Mit der im Dezember 1986 erhobenen Klage hat die Klägerin beantragt,
festzustellen, daß der Beklagte verpflichtet ist, ihr allen Schaden zu ersetzen, welcher ihr daraus entstanden ist und noch entsteht, daß durch den Betrieb einer Trap- und Skeet-Anlage durch den Beklagten Verunreinigungen im Boden und im Untergrund, insbesondere Bleiablagerungen, auf den Grundstücken der Klägerin entstanden sind.

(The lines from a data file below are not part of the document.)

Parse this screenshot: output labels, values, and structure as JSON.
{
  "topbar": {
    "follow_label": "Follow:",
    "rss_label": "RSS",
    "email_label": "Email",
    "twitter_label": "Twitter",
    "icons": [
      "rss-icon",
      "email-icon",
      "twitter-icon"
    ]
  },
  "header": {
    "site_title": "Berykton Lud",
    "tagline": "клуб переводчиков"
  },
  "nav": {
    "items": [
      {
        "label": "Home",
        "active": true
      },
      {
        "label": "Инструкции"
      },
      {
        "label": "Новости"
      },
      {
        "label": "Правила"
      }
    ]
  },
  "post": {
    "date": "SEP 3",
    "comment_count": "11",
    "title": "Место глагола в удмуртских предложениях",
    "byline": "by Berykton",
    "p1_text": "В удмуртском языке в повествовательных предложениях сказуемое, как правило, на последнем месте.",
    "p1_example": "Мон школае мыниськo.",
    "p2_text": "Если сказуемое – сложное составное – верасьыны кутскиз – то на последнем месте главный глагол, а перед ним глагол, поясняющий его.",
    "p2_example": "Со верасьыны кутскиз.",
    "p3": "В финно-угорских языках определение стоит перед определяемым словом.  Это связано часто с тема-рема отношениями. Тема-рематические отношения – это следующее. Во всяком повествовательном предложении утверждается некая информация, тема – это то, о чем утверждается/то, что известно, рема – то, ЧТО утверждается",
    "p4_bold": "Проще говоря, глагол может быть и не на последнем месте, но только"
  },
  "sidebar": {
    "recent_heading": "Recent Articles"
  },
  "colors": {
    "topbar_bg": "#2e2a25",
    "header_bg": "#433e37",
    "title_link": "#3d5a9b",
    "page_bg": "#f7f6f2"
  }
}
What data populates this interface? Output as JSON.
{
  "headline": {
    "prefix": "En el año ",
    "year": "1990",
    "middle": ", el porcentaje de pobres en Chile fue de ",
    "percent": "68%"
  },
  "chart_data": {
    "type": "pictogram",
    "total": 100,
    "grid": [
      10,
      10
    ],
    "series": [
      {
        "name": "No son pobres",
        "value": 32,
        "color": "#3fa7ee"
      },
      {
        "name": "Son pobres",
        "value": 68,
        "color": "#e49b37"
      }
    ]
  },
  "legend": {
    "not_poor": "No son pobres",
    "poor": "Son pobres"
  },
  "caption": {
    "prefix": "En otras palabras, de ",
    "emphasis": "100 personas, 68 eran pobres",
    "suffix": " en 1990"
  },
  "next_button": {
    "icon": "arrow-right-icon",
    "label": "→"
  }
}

Das Landgericht hat unter Klageabweisung im übrigen festgestellt, daß der Beklagte verpflichtet ist, einen angemessenen Geldausgleich für die Beeinträchtigungen zu zahlen, die durch den Betrieb der Schießstände und die dadurch bedingten Ablagerungen, insbesondere von Bleischrot, auf den Grundstücken der Klägerin entstanden sind und noch entstehen. Die Berufung des Beklagten und die Anschlußberufung der Klägerin hat das Oberlandesgericht zurückgewiesen (Urteil abgedruckt in NJW 1989, 1224). Das Berufungsgericht hat die Revision "beschränkt auf den nachbarrechtlichen Ausgleichsanspruch" zugelassen.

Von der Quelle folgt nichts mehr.